The first amendment adopted to the new charter still remains the most radical—the 1980 Cutback Amendment that eliminated one-third of the House—59 members—and did away with cumulative voting, perhaps the highlight of the 1870 charter. Included in an effort to help heal regional wounds still festering in the aftermath of the Civil War, the voting provision called for three House members from each legislative district under a formula that virtually guaranteed Republican lawmakers from southern Illinois and Democratic representatives from northern Illinois The hope was the locals would work together across party lines for the benefit of the state as a whole. Is it time to resurrect the old system, given the extreme polarization now afflicting the body politic? Your writer would submit the idea is worth serious discussion, especially as calls are sounding to make Chicago its own state.
Since 1980, a dozen more amendments have been ratified, most recently the 2016 “lockbox” amendment meant to insure that gasoline taxes, vehicle tags, driver’s licenses, and similar transportation-related revenues would be used only for transportation-related expenses.
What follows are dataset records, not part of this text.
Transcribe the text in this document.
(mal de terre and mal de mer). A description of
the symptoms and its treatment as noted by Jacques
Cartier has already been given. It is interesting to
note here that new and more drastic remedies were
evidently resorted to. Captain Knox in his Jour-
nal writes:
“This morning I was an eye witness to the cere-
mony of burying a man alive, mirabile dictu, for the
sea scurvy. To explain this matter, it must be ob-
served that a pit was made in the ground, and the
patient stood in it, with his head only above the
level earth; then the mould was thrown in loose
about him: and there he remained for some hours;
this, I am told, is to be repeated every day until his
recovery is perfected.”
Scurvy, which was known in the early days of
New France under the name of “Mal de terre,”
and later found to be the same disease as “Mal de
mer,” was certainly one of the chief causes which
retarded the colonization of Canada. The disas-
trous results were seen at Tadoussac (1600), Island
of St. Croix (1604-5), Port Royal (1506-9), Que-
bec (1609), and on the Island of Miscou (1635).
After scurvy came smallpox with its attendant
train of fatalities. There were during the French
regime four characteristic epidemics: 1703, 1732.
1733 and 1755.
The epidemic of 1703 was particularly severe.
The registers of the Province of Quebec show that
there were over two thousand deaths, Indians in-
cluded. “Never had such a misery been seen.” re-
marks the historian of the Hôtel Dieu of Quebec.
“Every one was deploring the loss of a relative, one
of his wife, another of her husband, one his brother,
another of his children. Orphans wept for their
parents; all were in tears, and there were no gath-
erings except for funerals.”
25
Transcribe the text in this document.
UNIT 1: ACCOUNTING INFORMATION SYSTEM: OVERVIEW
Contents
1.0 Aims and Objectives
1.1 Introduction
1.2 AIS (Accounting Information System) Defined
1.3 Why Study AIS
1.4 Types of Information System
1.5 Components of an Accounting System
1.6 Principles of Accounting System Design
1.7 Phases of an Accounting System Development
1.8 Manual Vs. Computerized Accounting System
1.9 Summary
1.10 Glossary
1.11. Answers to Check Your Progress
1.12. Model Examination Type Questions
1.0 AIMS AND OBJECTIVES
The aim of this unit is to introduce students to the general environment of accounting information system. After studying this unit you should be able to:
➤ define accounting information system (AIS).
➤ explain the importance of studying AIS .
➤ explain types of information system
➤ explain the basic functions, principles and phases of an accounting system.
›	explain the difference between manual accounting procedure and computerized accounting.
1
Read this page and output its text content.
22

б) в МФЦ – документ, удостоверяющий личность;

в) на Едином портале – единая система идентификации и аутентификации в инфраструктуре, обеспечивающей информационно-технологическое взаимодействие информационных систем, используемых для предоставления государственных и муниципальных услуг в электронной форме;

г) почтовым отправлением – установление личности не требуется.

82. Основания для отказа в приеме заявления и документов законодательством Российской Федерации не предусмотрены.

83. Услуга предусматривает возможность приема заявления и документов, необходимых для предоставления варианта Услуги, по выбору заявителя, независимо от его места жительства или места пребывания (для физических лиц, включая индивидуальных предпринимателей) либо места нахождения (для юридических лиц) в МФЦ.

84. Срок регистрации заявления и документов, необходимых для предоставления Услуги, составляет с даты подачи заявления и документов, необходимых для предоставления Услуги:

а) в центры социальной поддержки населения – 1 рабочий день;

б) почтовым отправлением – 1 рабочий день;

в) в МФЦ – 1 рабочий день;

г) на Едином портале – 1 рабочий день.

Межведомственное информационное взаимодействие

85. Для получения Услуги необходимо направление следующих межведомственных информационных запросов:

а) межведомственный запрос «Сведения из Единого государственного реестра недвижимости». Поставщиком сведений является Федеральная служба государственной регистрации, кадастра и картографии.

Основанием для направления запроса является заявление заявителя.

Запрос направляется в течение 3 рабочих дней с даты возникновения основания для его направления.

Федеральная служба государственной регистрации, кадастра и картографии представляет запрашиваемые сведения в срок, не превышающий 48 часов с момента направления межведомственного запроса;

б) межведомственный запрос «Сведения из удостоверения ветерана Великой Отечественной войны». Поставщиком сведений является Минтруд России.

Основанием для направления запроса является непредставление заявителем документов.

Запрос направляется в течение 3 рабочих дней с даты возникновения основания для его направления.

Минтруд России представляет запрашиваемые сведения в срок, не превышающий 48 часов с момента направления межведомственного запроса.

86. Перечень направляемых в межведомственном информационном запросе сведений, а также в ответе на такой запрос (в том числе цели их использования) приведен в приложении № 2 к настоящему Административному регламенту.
Voters have said no to nine others, the most recent being the so-called “Fair Tax” amendment to permit a graduated income tax, with different rates for different income levels. The proposal fell far short of approval last month. Had it been ratified, the change would have come a close second to the Cutback Amendment in the “most far-reaching” category. Now its failure compounds the pandemic-induced fiscal woes facing Gov. JB Pritzker and state lawmakers.
Rather than revamp certain provisions, suppose citizens want to rewrite the entire document? Unlike their peers in olden times, they won’t have to wait 98 years for the chance, thanks to one forward-looking provision included in the 1970 charter—a provision that voters must be asked every 20 years whether a new convention should be called, with the time clock starting from 1968, when the call for the state’s sixth convention was overwhelmingly approved.
So far, the consensus seems to be that the once new, now aging, charter is holding up well enough. Three-quarters of voters rejected the automatic call in 1988; two-thirds turned thumbs down in 2008, with approval requiring either three-fifths of those voting on the question or a majority of those voting in the election. The crystal ball here says those sentiments are likely to prevail eight years from now, when the question is on the November, 2028, ballot, because whatever the perceived shortcomings in the 50-year-old charter, most of us still prefer handling them with a scalpel, rather than taking a chain saw to the venerable document.
Charlie Wheeler is an emeritus professor at the University of Illinois Springfield, and the retired director of the Public Affairs Reporting program.